The continued evolution of HER2 classification, particularly the recognition of HER2-low disease, was another major focus. This paradigm shift has expanded eligibility for HER2-directed therapies, requiring clinicians to adopt a more nuanced, biomarker-driven approach to treatment selection. At the same time, emerging data on HER3-targeted therapies and other novel targets signal a future in which receptor biology is leveraged more precisely, with therapies tailored not only to expression but to functional signaling dependencies.

Advances in targeting the PI3K/AKT pathway were also highlighted, including updated data on next-generation PI3K inhibitors designed to improve tolerability while maintaining efficacy. Early-phase and ongoing phase 3 trial results suggest that more selective targeting of PI3Kα mutations may overcome prior toxicity-related limitations of this class.

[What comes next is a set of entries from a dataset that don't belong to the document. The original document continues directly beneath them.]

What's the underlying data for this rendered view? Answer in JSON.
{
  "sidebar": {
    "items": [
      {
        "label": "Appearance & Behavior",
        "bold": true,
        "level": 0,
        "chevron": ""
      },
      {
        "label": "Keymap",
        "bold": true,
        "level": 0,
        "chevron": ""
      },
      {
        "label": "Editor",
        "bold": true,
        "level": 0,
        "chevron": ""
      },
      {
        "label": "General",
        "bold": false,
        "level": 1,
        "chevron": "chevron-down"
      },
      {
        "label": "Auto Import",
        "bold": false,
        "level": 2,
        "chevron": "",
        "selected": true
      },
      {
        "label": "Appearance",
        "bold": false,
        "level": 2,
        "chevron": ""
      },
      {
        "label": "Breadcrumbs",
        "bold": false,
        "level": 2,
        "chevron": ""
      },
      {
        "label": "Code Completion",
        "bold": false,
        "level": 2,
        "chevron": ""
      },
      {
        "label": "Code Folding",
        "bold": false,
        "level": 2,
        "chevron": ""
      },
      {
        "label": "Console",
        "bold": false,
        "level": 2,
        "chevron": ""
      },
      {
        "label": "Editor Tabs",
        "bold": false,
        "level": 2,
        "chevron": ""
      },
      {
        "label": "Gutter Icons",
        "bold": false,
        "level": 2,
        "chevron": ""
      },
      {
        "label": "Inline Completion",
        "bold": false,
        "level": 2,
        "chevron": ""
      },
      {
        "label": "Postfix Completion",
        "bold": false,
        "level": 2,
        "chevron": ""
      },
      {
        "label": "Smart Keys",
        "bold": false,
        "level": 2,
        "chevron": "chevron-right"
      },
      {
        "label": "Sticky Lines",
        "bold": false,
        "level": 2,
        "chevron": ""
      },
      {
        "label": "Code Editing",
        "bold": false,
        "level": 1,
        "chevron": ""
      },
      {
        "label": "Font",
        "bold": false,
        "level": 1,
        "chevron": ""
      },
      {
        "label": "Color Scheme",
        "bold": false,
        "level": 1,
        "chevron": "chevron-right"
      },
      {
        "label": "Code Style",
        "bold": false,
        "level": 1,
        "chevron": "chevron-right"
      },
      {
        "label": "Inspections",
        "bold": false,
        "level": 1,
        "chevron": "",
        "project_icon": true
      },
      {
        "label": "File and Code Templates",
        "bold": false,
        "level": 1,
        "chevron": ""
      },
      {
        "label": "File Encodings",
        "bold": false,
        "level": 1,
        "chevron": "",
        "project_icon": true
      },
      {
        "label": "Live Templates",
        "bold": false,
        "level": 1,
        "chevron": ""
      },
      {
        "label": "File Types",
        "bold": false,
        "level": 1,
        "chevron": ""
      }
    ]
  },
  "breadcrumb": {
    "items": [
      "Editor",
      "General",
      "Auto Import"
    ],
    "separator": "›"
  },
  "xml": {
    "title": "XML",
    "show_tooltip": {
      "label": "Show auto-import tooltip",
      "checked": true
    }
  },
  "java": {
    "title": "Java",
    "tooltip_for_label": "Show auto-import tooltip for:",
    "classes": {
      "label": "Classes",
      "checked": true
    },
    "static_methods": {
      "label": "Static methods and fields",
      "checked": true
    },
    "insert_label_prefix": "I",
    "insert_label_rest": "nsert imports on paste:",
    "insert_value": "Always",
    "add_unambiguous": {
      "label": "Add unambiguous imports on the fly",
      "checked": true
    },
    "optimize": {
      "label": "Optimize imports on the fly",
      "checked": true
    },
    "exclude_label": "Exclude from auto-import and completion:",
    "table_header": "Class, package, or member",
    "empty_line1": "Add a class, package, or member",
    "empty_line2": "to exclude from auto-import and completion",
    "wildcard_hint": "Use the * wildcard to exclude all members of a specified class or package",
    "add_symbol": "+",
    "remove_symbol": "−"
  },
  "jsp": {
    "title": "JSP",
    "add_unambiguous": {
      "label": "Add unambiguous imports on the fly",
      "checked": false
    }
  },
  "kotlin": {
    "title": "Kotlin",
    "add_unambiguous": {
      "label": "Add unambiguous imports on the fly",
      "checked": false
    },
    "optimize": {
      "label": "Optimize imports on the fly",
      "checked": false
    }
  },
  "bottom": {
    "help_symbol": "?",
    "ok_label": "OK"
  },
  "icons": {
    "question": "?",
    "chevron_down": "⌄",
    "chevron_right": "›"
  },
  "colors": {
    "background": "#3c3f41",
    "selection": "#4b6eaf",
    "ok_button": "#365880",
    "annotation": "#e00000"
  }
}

A defining feature of this year’s conference was its emphasis on multidisciplinary collaboration. Tumor board sessions reinforced the importance of integrating diverse expertise to navigate complex clinical scenarios, particularly as treatment options expand and patient preferences become increasingly central to decision-making. This approach is especially critical in areas of uncertainty, such as sequencing therapies, managing toxicities, and balancing efficacy with quality of life.

Several key clinical takeaways emerged from the meeting:

Therapeutic sequencing is now a central challenge. With multiple effective options available, thoughtful sequencing and patient-centered decision-making are essential.

Biomarker-driven care is evolving toward real-time monitoring. ctDNA and other dynamic tools are beginning to inform treatment decisions beyond baseline and radiographic assessment.

Toxicity management is as critical as efficacy. As therapies become more potent and complex, proactive management of adverse effects is essential to maintain treatment continuity.

The 2026 conference underscored the critical progress being made in breast cancer treatment. Yet, amid this progress, a remaining central challenge is to ensure that these advances translate into meaningful improvements for patients in real-world settings. This requires not only scientific innovation but also thoughtful implementation, equitable access, and continued emphasis on patient-centered care.